Leighton Ford understands how important it is for effective leaders to offset or ‘intercept entropy’ (see LF #21). When an organization is ‘new’, it’s like eight small boys chasing a chipmunk: lots of noise and confusion, lots of wasted energy, but great flexibility and motivation. As the organization matures, the challenge of the leader is to keep the youthful zest without youthful disorder, to grow into maturity without taking on an aging rigidity.

Have you ever seen this struggle played out in your church or institution? So what can be done to prevent the implosion? I will offer some suggestions next week. Until then, observe and assess your present location on the ‘entropy spectrum’.

I think the Church of Ephesus in Revelation 2 reflects what we are talking about here. In their zeal to remain doctrinally pure (a good thing) they became so narrowly rigid that what they were known for (love of God and love of others) disappeared (a not so good thing). They had lost their first love.
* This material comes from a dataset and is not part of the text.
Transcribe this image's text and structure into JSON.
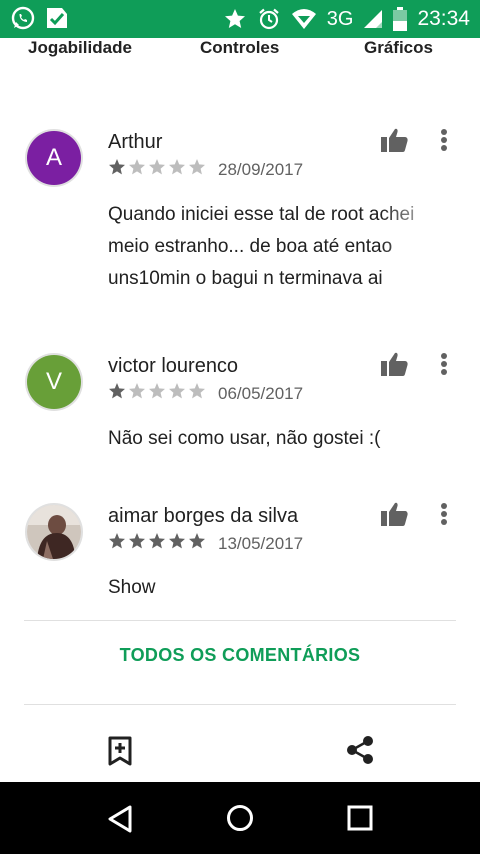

The challenge: how to keep youthful passion alive while embracing the wisdom of maturity.

Saturday, July 12, 2008

Intercepting Entropy

This is a profound leadership principle. Leighton Ford’s 1991 IVP book Transforming Leadership: Jesus’ Way of Creating Vision, shaping Values & Empowering Change, captures the concept wonderfully. Everything has a tendency to deteriorate, and a leader must learn the signals of impending deterioration. Some of these are:
- A tendency toward superficiality
- A “dark tension” among key people
- No time for celebration
- Problem-makers outnumber problem-solvers
- Day-to-day pressures push aside vision and risk
Have you ever seen this in a church? One of the most important jobs of a leader is to SUSTAIN. Spiritual leaders need to learn this before it’s too late.
(In coming weeks: what remains unchanged for the church? How to sustain, what to sustain; the ‘chasing chipmunks’ leadership style ;)

Thursday, July 3, 2008

The Leadership Strategy of Jesus

According to Leighton Ford, who wrote Transforming Leadership in1991 (Inter Varsity Press), here are the leadership strategies of Jesus:
• HE SHOWED HIS WAY: Early followers were called people belonging “to the Way” (Acts 9:2). Jesus said “I am the way” (John 14:6). He set the direction, not so much by a detailed road map, but by His very person.
• HE SHAPED HIS PEOPLE: Jesus had succession in mind. Future leaders must be fostered. Jesus carefully picked and developed his inner core of followers and let them share the centre of His life. When the time came for him to leave, he did not need to put together a crash program of leadership development. No election was needed. The curriculum had been taught, lived out for three years among the next group of leaders who would carry his mission.
So what does this mean for the church? Certainly Jesus understood leadership to be much more than just filling vacant positions! He ‘groomed’ future leaders, not just by classroom instruction, but by the popular term of our day – mentoring. Effective leadership strategy is a long term process that involves so much more than memorizing information content.